Il tira de son bissac un morceau de pain de seigle qu’il frotta d’oignon.

Les deux chiens redoublaient de rage. Le poney effrayé ruait. Georges jeta un cri de colère mêlé d’effroi.

De la fenêtre du moulin, Miette força Loulou de rentrer.

–Rouget!… Rouget!… dit-elle ensuite, rappelle donc ton Tulipan.

Le jeune vacher se retourna vivement et siffla son chien.

–Merci, ma chère Miette! dit Georges, dont le cheval écumait.

–Il n’y a pas de quoi, répondit la fille du meunier, revenue sur le talus d’où elle regardait tour à tour Pierre Rouget et Georges Desnoires.

Le vacher menaçait de sa houlette le farouche Tulipan et regardait en dessous l’écolier, qui mettait un évident amour-propre à contraindre son poney au repos.

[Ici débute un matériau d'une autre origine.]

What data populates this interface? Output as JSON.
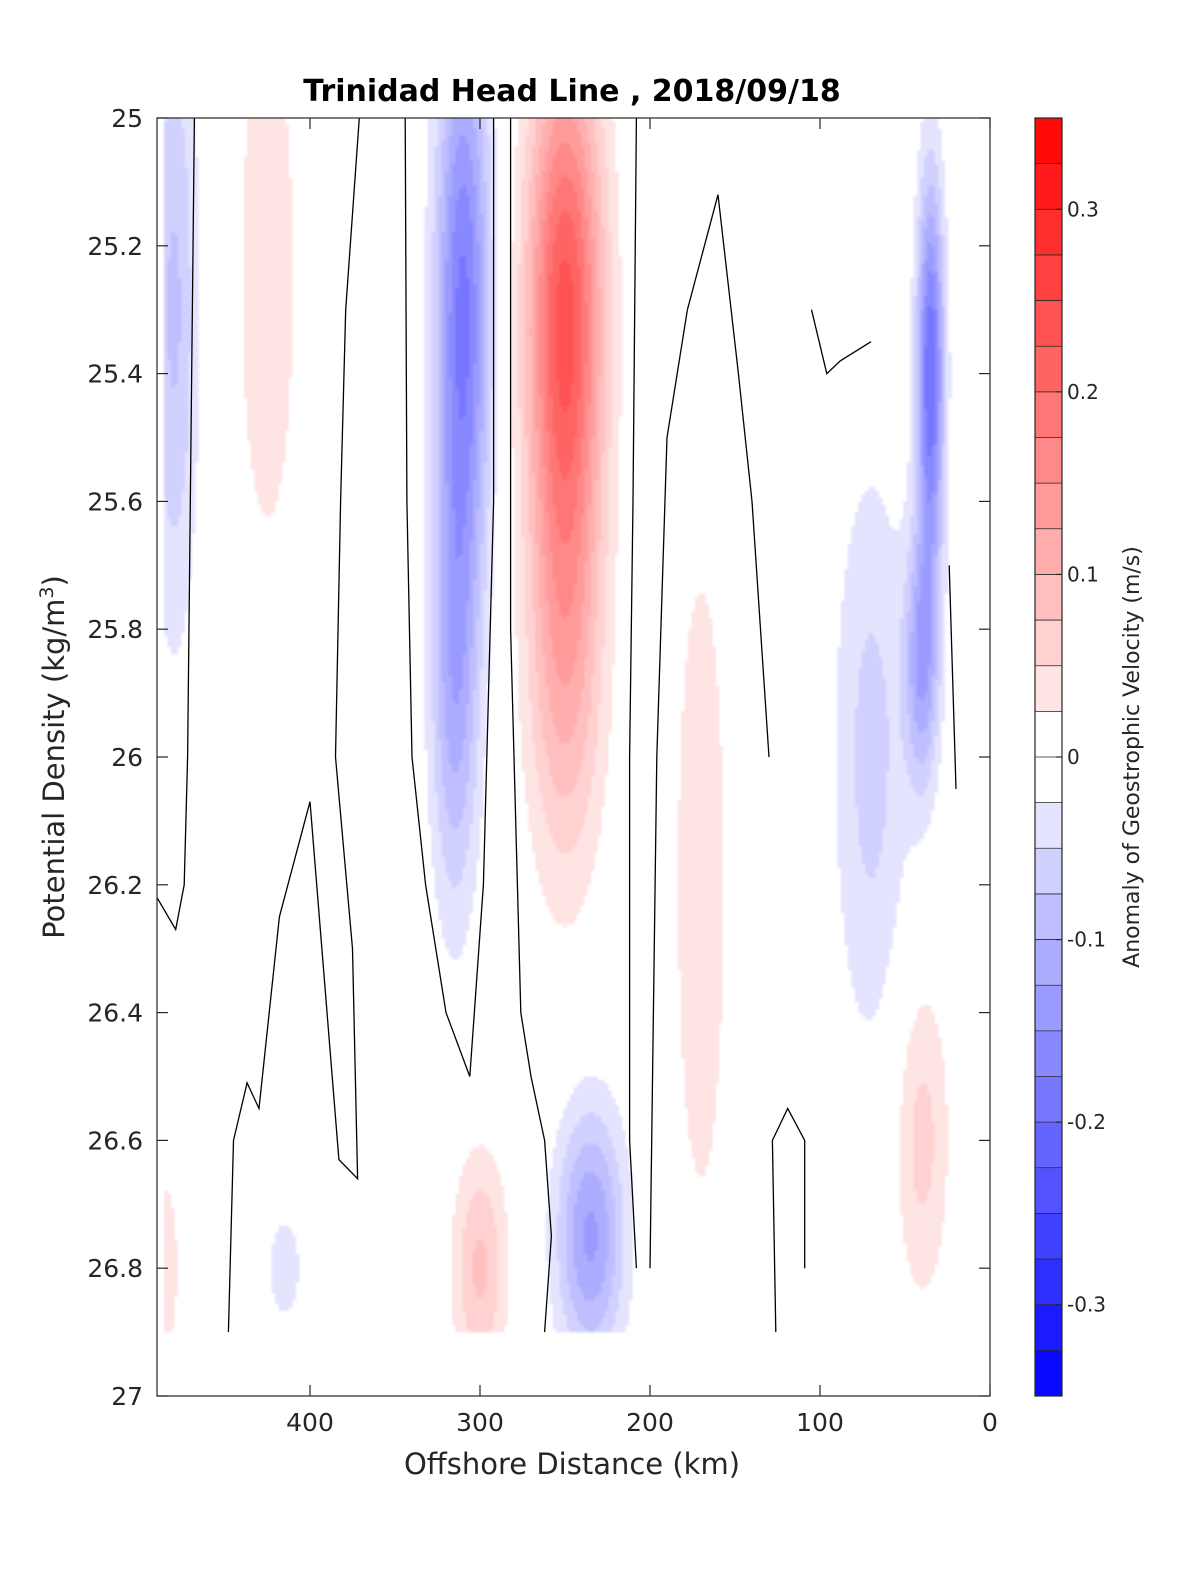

–Monsieur Georges, dit enfin Miette, remerciez donc aussi votre frère de lait.

Pour le coup, Georges lâcha la bride et repartit au galop.

Miette se remit à tricoter ses mitaines.

Pierre s’approchait lentement, les yeux baissés; il s’arrêta, fit quelques pas encore, osa enfin regarder en face la blondine, qui souriait, et dit non sans quelque effort:

–Bonjour, mamzelle Miette.

–Bonjour, Rouget. Mais qu’as-tu donc à m’appeler mamzelle?

–Dame!fit Pierre, c’est que je n’ai pas coutume de vous parler, quoique ça.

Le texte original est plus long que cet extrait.